High-voltage liquid-electrolyte microbatteries composed of serial unit cells defined by the surface-tension effect

Abstract

We present high-voltage liquid-electrolyte microbatteries, inspired by the high-voltage generation mechanism of electric eels using serially connected unit cells. Compared to the previous stacked micropower sources, the present microbatteries achieve easy liquid-electrolyte filling with reduced charging time. In order to isolate each cell, we purge air into the liquid electrolyte filled in a channel layer, with three types of surface-tension valves (cell-front, outlet and cell-end valves). We design and characterize four different prototypes of microbatteries: C1, C10, C20 and C40, composed of the serial interconnection of 1, 10, 20 and 40 unit cells, respectively.

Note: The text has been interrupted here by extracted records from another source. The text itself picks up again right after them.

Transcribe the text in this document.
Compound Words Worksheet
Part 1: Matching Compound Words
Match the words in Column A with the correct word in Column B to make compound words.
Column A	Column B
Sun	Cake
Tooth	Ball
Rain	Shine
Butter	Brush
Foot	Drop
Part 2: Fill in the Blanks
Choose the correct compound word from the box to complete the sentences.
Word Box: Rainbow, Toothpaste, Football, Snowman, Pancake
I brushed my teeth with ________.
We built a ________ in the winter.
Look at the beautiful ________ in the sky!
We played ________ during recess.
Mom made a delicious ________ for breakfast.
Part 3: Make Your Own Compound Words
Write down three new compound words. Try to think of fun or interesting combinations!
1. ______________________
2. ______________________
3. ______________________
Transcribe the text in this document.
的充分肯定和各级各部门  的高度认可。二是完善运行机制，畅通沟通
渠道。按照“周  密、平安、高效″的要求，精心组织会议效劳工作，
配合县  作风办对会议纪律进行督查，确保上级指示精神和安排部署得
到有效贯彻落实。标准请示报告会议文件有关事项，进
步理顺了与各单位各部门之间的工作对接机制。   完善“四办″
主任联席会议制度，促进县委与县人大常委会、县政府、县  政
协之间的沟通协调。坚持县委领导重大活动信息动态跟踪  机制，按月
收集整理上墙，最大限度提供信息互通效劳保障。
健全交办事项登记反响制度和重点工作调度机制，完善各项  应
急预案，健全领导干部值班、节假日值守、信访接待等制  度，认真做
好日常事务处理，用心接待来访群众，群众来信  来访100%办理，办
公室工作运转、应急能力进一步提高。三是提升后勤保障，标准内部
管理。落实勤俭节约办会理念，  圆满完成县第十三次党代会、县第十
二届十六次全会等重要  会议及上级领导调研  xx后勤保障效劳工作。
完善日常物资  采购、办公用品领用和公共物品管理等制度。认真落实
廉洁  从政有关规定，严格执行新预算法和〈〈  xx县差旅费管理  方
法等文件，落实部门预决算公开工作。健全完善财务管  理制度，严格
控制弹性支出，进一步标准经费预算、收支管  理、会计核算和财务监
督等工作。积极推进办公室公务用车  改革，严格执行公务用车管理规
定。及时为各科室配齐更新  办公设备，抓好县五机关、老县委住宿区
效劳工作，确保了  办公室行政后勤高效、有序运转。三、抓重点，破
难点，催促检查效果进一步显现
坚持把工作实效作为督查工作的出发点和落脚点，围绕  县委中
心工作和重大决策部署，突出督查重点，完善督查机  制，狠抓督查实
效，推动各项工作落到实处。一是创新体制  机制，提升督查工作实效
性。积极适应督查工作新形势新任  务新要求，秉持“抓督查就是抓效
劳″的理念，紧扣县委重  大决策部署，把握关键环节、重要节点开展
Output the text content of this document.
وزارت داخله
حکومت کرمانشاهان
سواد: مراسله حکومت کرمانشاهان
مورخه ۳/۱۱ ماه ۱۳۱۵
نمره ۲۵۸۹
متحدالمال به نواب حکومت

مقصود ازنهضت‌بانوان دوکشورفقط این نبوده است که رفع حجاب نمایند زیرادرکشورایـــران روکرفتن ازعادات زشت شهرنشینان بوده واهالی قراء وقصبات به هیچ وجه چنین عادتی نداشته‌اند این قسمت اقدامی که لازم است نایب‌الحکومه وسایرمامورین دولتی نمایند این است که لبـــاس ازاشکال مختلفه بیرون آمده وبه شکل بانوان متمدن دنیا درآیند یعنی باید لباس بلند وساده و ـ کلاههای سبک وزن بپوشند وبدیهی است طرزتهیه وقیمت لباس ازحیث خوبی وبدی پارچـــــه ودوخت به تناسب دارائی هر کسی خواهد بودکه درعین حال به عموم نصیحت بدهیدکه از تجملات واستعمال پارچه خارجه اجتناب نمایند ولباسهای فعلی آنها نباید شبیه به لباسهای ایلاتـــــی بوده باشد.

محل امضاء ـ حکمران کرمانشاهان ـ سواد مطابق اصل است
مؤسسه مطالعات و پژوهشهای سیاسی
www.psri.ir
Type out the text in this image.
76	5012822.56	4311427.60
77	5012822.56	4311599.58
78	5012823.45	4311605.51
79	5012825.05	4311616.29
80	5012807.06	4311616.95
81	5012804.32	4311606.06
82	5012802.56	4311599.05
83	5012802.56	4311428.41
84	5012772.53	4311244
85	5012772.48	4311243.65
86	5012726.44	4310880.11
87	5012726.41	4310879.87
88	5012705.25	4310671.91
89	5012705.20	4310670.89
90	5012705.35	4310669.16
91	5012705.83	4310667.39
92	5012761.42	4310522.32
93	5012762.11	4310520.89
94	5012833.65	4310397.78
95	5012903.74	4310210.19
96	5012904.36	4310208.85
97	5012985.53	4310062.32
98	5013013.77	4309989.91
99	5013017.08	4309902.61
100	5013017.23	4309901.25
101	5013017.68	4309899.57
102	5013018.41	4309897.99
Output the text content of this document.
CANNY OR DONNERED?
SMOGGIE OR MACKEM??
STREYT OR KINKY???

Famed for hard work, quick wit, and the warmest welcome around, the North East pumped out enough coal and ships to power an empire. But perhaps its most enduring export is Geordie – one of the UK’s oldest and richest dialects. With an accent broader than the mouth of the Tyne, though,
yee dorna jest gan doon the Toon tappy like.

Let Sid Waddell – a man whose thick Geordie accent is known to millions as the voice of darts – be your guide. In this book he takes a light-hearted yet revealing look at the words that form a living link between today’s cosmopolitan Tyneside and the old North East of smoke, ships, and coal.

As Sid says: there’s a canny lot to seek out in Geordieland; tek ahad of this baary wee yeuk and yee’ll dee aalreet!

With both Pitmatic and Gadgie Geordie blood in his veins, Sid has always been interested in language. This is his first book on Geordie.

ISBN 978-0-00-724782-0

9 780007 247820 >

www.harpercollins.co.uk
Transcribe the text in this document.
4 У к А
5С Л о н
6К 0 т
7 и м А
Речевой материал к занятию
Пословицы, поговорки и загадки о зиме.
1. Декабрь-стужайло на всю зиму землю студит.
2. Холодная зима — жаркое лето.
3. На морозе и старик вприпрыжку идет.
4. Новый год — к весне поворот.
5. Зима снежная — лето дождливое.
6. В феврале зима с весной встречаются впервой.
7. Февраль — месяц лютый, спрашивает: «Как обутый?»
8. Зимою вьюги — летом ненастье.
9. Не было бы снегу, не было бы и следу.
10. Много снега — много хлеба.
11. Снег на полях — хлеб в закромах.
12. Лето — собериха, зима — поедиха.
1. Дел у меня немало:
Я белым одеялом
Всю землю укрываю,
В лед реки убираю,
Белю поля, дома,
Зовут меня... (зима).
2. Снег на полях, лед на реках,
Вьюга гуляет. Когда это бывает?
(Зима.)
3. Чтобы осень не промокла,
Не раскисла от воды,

In the experimental study, we measure threshold pressures of the three surface tension valves of cell-front, outlet and cell-end valves as 460 ± 47, 1000 ± 53 and 2800 ± 170 Pa, respectively. The average charging time of C40 has been measured as 26.8 ± 4.9 s where the electrolyte and air flow rates are 100 and 200 μl min−1, respectively. The prototypes of the microbattery C40 show a maximum voltage of 12 V, a maximum power density of 110 μW cm−2 and a maximum power capacity of 2.1 μAh cm−2. The present microbatteries have the potential for application in high-voltage portable power sources.